Futures show that the S&P 500 will open flat later today, which would be a repeat of yesterday. The Federal Reserve cut rates last night as expected, but chair Jerome Powell poured cold water on the idea of another rate cut in December, which disappointed traders.
However, a lot is going on to impact US companies right now, after US President Donald Trump met with Chinese Premier Xi Jinping to discuss trade, which seems to have gone well. Trump briefed journalists on Air Force One, praising his Chinese counterpart and saying an agreement was close. Earlier in the day, he also said Nvidia’s Blackwell chip exports would frame part of his conversation with Xi, which pushed up the shares and sent the chip designer to a $5tn+ valuation. While the S&P was flat, the Nasdaq and the Magnificent Seven stocks ended the day in the green.
Microsoft, Google owner Alphabet and Meta all posted earnings updates after the market closed last night. It was a slightly mixed bag, with Alphabet impressing, Meta in line with expectations, but Microsoft cutting future growth expectations because it can’t meet demand. Microsoft’s shares dipped in after-hours trading, despite it delivering a pretty positive note overall.

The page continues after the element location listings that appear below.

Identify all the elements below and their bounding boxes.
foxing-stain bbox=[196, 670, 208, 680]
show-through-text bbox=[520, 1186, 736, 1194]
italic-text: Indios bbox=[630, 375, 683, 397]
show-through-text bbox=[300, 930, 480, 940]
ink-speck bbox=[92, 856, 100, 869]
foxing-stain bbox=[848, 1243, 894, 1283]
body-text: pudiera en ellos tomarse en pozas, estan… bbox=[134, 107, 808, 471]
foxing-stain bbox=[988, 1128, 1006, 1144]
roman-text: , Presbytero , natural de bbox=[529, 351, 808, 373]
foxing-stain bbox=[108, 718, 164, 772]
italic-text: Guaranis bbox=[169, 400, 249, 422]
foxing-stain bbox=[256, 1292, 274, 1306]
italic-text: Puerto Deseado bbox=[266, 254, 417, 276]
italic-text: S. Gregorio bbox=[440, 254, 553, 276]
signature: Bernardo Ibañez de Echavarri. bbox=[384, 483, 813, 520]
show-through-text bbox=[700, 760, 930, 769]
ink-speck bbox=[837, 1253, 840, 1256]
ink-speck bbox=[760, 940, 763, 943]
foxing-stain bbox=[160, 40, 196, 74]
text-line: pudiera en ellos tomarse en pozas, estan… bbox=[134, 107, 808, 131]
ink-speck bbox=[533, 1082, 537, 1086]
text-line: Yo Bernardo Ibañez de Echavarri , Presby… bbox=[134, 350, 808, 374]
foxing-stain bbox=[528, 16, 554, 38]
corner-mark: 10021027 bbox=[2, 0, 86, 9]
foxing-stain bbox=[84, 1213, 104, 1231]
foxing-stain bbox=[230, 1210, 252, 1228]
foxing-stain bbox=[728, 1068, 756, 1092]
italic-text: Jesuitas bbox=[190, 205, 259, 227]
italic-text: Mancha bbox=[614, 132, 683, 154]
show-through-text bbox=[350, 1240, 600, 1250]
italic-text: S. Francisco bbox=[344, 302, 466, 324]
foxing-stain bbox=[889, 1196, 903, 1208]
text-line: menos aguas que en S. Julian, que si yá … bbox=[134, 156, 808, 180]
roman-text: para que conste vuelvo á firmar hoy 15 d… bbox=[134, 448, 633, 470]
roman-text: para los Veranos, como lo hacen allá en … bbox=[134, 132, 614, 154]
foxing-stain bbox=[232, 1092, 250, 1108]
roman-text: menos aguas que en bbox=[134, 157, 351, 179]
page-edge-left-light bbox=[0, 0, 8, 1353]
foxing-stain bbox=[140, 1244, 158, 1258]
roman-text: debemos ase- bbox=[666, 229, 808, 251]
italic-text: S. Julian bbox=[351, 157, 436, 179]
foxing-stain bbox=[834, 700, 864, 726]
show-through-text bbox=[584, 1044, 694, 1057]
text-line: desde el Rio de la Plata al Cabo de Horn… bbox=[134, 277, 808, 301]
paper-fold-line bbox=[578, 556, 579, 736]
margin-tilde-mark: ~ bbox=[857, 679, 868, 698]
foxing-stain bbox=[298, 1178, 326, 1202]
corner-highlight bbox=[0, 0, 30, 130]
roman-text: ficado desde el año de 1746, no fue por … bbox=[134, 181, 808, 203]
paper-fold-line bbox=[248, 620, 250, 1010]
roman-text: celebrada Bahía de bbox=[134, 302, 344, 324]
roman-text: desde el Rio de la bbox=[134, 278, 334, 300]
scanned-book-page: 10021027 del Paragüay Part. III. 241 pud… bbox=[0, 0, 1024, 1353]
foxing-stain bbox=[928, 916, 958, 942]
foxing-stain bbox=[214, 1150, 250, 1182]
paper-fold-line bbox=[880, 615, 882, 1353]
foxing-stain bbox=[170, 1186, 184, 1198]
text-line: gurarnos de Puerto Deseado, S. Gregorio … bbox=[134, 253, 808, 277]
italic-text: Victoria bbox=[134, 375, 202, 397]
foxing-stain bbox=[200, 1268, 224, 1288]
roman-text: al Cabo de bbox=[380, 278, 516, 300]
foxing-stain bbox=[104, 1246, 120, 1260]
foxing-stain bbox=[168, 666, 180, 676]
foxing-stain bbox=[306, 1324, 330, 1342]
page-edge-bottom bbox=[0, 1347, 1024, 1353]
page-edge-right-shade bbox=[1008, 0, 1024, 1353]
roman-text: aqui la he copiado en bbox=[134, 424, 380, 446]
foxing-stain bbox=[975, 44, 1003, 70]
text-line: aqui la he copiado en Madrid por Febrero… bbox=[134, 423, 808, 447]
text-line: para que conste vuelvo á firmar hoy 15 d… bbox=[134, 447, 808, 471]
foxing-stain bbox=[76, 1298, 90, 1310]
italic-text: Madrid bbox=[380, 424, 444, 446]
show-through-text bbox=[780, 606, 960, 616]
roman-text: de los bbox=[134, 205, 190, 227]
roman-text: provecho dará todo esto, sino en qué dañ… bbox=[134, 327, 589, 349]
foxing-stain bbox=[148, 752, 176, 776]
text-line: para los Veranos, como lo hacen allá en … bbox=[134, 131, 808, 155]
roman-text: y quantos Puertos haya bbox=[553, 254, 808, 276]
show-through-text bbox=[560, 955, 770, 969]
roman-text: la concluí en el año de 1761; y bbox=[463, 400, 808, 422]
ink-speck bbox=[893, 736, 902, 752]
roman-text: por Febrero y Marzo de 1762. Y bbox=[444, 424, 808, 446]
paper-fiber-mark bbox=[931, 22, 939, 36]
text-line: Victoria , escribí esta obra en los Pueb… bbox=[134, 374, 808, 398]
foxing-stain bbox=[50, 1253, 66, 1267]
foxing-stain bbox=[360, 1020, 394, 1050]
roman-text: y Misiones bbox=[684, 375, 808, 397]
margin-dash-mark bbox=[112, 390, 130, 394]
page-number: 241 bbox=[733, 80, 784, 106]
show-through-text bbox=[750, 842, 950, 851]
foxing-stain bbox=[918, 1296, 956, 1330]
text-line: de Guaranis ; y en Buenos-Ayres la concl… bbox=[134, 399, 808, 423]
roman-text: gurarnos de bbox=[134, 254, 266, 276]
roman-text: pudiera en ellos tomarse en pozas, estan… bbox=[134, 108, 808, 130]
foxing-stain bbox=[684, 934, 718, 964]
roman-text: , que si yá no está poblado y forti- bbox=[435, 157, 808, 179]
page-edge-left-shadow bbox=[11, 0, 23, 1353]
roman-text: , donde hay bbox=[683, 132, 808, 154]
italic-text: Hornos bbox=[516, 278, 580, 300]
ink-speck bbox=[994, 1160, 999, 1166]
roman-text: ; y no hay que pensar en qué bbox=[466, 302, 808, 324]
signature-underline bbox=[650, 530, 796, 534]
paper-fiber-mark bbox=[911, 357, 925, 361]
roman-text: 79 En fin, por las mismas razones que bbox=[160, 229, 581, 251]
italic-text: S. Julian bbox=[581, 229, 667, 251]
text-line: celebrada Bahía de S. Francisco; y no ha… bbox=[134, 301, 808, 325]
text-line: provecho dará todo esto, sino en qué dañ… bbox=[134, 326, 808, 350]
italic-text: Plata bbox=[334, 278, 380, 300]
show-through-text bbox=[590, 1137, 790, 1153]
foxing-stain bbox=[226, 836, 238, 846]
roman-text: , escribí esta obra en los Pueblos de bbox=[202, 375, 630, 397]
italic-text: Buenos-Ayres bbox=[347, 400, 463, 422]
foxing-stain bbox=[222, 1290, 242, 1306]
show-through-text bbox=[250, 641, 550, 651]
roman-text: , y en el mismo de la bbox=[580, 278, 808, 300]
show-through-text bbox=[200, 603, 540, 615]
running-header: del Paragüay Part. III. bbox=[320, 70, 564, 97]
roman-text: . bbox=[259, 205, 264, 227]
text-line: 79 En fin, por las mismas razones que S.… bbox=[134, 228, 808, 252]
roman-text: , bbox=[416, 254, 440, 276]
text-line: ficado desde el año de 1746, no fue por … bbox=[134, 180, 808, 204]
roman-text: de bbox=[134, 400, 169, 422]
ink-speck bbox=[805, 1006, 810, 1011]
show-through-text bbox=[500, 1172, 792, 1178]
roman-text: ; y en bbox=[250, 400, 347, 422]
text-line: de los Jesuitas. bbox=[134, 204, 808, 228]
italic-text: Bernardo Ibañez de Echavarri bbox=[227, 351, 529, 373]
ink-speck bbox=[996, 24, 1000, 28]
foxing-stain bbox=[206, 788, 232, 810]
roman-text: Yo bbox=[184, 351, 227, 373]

But the big story is about Nvidia. Helped by the aforementioned Trump comment, Nvidia becomes the first company in history to be worth more than $5tn. It now has a higher market cap than five of the G7 countries’ entire stock market (the US and Japan are the exceptions), according to Deutsche Bank analyst Jim Reid. Nvidia’s shares are up fivefold since June 2023, when it first hit the $1tn mark. It only reached $4tn in July this year – an incredible rise.
The Fed cut had been fully priced in by markets, but there have been some minor aftershocks. Traders had been betting on a cut in the December meeting, but following on from Powell’s comments, this has fallen to 69 per cent. The committee is split. One member wanted to hold; another wanted a 50 basis point cut. The problem here is that you can no longer trust the board to look at the economic fundamentals. Powell is out of a job soon, and they’re lining up to replace him. They know how best to get the attention of the decision-maker: cut rates.
Some of the board members are certainly worried about a slowing labour market, but the data we have seen is very mixed. The US economy is not a simple beast, and no one is really 100 per cent sure on its direction, but to cut rates, especially when you see growth and inflation rising, seems insane. Perhaps they’re being smart and getting ahead, unlike European central banks, and certainly Andrew Bailey and co, who tend to act six months too late. But you worry about their motivations, and the impact in the long run. At least Powell acknowledged inflation expectations when ruling out a December cut. But you’d imagine that the pressure from the White House will increase on the rest. Two-year and 10-year Treasury yields rose slightly after the announcement. An unusual reaction to a rate cut.